Barboza v. West Coast Digital GSM, Inc. holds that the obligations of class counsel to a certified class include enforcement of a judgment

After a short quiet spell, class actions return with a splash.  In Barboza v. West Coast Digital GSM, Inc., the Court of Appeal (Second Appellate District, Division Four) had the opportunity to discuss the extent of class counsel's obligations to a certified class.  The conundrum arose when class counsel learned that the defendant had ceased operations, sold its assets to a third party, and intended to file for bankruptcy:

What are the obligations of class counsel when he learns that the defendant in the class action he is prosecuting has ceased operations, sold its assets to a third party, and intends to file for bankruptcy? In the case before us, counsel obtained a stipulated default and a default judgment that included more than $4 million in aggregate damages for the class, plus more than $1 million in prejudgment interest. So far, so good. But counsel then asserted that his job would be completed once his motion for attorney fees was heard, i.e., that he had no obligation to enforce the judgment on behalf of the class. The trial court disagreed. It ruled that “by assuming the responsibility of pursuing claims on behalf of the class, class counsel assumed the obligation to pursue it until the end (i.e., enforcement of the judgment) and not just until judgment.” Based upon the principles guiding class actions, we agree that class counsel's obligations to the class do not end with the entry of judgment, and hold that class counsel's obligations continue until all class issues are resolved, which may include enforcement of the judgment.
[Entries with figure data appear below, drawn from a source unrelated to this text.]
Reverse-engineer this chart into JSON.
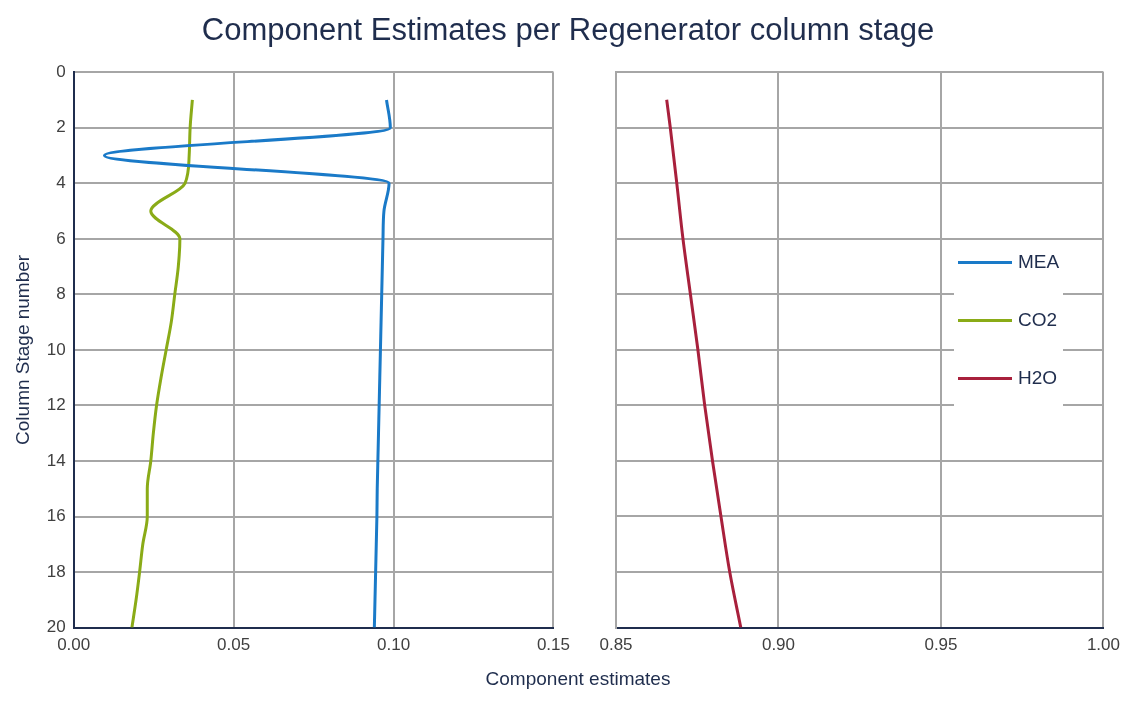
{
  "chart_data": [
    {
      "type": "line",
      "title": "Component Estimates per Regenerator column stage",
      "xlabel": "Component estimates",
      "ylabel": "Column Stage number",
      "orientation": "horizontal",
      "x": [
        1,
        2,
        3,
        4,
        5,
        6,
        7,
        8,
        9,
        10,
        11,
        12,
        13,
        14,
        15,
        16,
        17,
        18,
        19,
        20
      ],
      "series": [
        {
          "name": "MEA",
          "color": "#1a7ac8",
          "values": [
            0.0978,
            0.099,
            0.0096,
            0.0986,
            0.097,
            0.0967,
            0.0965,
            0.0963,
            0.0961,
            0.0959,
            0.0957,
            0.0955,
            0.0953,
            0.0951,
            0.0949,
            0.0948,
            0.0946,
            0.0944,
            0.0942,
            0.094
          ]
        },
        {
          "name": "CO2",
          "color": "#8aab17",
          "values": [
            0.0371,
            0.0364,
            0.0361,
            0.0348,
            0.0241,
            0.0332,
            0.0327,
            0.0316,
            0.0305,
            0.0289,
            0.0273,
            0.0259,
            0.0249,
            0.0241,
            0.023,
            0.023,
            0.0216,
            0.0206,
            0.0195,
            0.0182
          ]
        }
      ],
      "xlim": [
        0,
        0.15
      ],
      "xticks": [
        {
          "value": 0,
          "label": "0.00"
        },
        {
          "value": 0.05,
          "label": "0.05"
        },
        {
          "value": 0.1,
          "label": "0.10"
        },
        {
          "value": 0.15,
          "label": "0.15"
        }
      ],
      "ylim": [
        20,
        0
      ],
      "yticks": [
        0,
        2,
        4,
        6,
        8,
        10,
        12,
        14,
        16,
        18,
        20
      ],
      "grid": true,
      "legend": "right",
      "marker": "none"
    },
    {
      "type": "line",
      "orientation": "horizontal",
      "series": [
        {
          "name": "H2O",
          "color": "#a8203c",
          "x": [
            1,
            2,
            4,
            6,
            8,
            10,
            12,
            14,
            16,
            18,
            20
          ],
          "values": [
            0.8656,
            0.8667,
            0.8687,
            0.8706,
            0.8729,
            0.8752,
            0.8773,
            0.8797,
            0.8823,
            0.885,
            0.8884
          ]
        }
      ],
      "xlim": [
        0.85,
        1
      ],
      "xticks": [
        {
          "value": 0.85,
          "label": "0.85"
        },
        {
          "value": 0.9,
          "label": "0.90"
        },
        {
          "value": 0.95,
          "label": "0.95"
        },
        {
          "value": 1,
          "label": "1.00"
        }
      ],
      "ylim": [
        20,
        0
      ],
      "yticks": [
        0,
        2,
        4,
        6,
        8,
        10,
        12,
        14,
        16,
        18,
        20
      ],
      "grid": true,
      "legend": "right",
      "marker": "none",
      "tick_labels": "x"
    }
  ]
}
Slip op., at 2.  In its analysis, the Court of Appeal examined the sources of the obligations owed by class counsel (and the named plaintiff) to the certified class:

First, the representative plaintiffs must establish that they will adequately represent the class before a class may be certified. (Sav-On, supra, 34 Cal.4th at p. 326.) Part of that showing involves establishing that the counsel they have chosen can and will adequately represent the interests of the class as a whole. (Cal Pak Delivery, Inc. v. United Parcel Service, Inc. (1997) 52 Cal.App.4th 1, 12; McGhee v. Bank of America (1976) 60 Cal.App.3d 442, 450.) Second, both the representative plaintiffs and the counsel they have chosen owe absent class members a fiduciary duty to protect the absentees‟ interests throughout the litigation. (Janik v. Rudy, Exelrod & Zieff, supra, 119 Cal.App.4th at p. 938.) Finally, the trial court, “as the guardian of the rights of the absentees, is vested broad administrative, as well as adjudicative, power.” (Greenfield v. Villager Industries, Inc., supra, 483 F.2d at p. 832.) Thus, unlike situations in which the litigant has retained an attorney to conduct litigation, where the litigant and the attorney agree upon the scope of the engagement, and their rights and duties are governed by their agreement, in class actions, where there is no agreement with absentee class members to define the scope of the engagement, class counsel must represent all of the absent class members' interests throughout the litigation to the extent there are class issues, and it is the duty of the trial court to ensure at every stage of the proceeding that counsel is adequately representing those interests.

Slip op., at 7-8.  Ultimately, the Court of Appeal described a reasonable way out of the quandry faced by class counsel that must collect a judgment from an insolvent debtor:

It may be that, given the specialized knowledge needed to enforce judgments, class counsel is not competent to provide enforcement services without assistance. But nothing prevents class counsel from associating in counsel with that expertise, and the cost of that association can be paid by the class from any recovery achieved. And if, after diligent inquiry, class counsel determines there are no recoverable assets, counsel may present such findings to the trial court, and the trial court, as guardian of the rights of the absent class members, may determine whether counsel should be relieved of any further obligations to the class.

Slip op., at 8-9.

This opinion is a necessary reminder of the extent of the duty assumed by class counsel when that fateful line is crossed and the proposed class is certified.